Hi!
"J J" azreal1977@hotmail.com wrote:
From: "Ramon Leon" ramon.leon@allresnet.com
So conclusion simple namespaces do not help avoid clashes.
Yes they do.
What (I think) he is saying is: Most people are prefixing anyway (I always do), so if you get a clash then you probably tried to make another SPUser. So just putting a couple of colons between SP and User isn't going to save you in that case.
I agree - just like in Java, if I create se.blabla.booboo.Whatchamacallit and you actually create the exact same - then sure, we get a conflict because we used the same namespace - of course!
The conclusion is false - they *do* help avoid clashes, but sure they don't prevent clashes from ever being even theoretically possible. And so? If prefixing didn't actually help avoid clashes - then why do you think people use prefixes in the first place?
Manually prefixing classes to prevent name clashes, and being forced to use those long names when the tools could do it for us, and hide it from us in the browsers.
It isn't going to hide it from you. It will hide the prefix *so long as no other class in the system has that name*.
Or any other policy is in effect - like for example if the name is defined "locally" etc.
As soon as *one* duplication happens *all* ambiguous classes will be fully prefixed in the source code. In the entire image.
Again, modulo any "special" policies like the local policy yes. You make it sound like we would see *more* prefixes using my solution than with the current custom of prefixing. It is the other way around you know. :)
And we can't do it the way you suggest anyway (well we could but it would be even more complicated) because if the classes are fully qualified every time (they are) and the browser hides all but the actual class every time (it does not)
Not *every time* but theory suggests that they would hide them in 99% of the cases.
then how do we know from looking at someone else's code which actual class they are talking about? Seeing colons is the indicator that there are two or more classes in the image with the same base name.
You lost me. Yes, seeing Foo::Bar indicates that Bar is not unique in your image.
And again I'll say, it's a tiny fix that automates something that we do manually now anyway, and is a pain in the ass. I don't like prefixing my class names, it's ugly. I pump objects across web services to .Net, where my class names are nice and pretty and simple, because .Net supports namespaces, yet I'm forced to uglify them on the Squeak side because I can't name a class something simple in Squeak and feel even mildly safe about doing so.
For you it's ugly. I don't notice it at all (so far). So what is also obvious from the traffic on this thread is that some people want it and some people don't. So to me that means it should be a loadable module for those who want it. And it is.
The problem with having a Namespace solution as a loadable module is pretty obvious. Those who use it for their packages will inevitable "force it" upon their users (of their packages).
I just don't think people will use it if is not "standard".

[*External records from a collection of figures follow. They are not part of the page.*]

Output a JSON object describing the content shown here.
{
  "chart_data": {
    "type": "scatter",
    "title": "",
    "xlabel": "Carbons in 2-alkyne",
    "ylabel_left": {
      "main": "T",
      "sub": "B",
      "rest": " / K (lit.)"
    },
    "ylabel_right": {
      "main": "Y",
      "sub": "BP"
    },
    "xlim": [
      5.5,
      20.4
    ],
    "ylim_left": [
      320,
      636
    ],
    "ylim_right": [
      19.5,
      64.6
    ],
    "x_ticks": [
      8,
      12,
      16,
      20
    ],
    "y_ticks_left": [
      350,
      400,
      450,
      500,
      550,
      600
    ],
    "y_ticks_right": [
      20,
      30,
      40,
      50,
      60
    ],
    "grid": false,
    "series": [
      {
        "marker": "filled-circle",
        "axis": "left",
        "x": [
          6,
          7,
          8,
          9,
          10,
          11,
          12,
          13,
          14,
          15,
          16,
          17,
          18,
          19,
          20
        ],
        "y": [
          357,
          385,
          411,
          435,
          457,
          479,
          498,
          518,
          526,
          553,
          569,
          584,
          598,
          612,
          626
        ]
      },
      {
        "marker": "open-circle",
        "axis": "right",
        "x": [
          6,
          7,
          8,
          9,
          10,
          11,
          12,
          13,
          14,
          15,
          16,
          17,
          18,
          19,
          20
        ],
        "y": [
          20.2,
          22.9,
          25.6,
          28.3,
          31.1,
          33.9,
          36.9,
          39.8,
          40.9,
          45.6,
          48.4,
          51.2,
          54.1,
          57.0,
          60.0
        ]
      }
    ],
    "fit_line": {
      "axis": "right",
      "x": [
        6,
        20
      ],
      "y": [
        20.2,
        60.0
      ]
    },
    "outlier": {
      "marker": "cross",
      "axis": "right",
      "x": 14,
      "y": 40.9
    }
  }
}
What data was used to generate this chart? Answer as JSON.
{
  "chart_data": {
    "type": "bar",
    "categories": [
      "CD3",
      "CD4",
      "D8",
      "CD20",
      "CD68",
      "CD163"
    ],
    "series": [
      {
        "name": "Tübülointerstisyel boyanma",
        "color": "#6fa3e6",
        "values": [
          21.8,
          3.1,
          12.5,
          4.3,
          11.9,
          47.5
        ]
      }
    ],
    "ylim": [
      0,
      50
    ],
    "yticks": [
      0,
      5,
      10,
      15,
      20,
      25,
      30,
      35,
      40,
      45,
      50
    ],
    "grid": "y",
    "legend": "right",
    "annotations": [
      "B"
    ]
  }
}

One thing we could think about here is to make some kind of automated tool to switch between the two so that we could all be happy. If you make a package that uses namespaces and I load it from squeakmap my system could automatically turn your namespaces into prefixes and vice versa (ok, this part is hard, but we could just make it manual on package upload).
Well, it is not impossible I guess - but the complexity sounds like it would really diminish the value of this solution. Suddenly it does not sound worth it to me.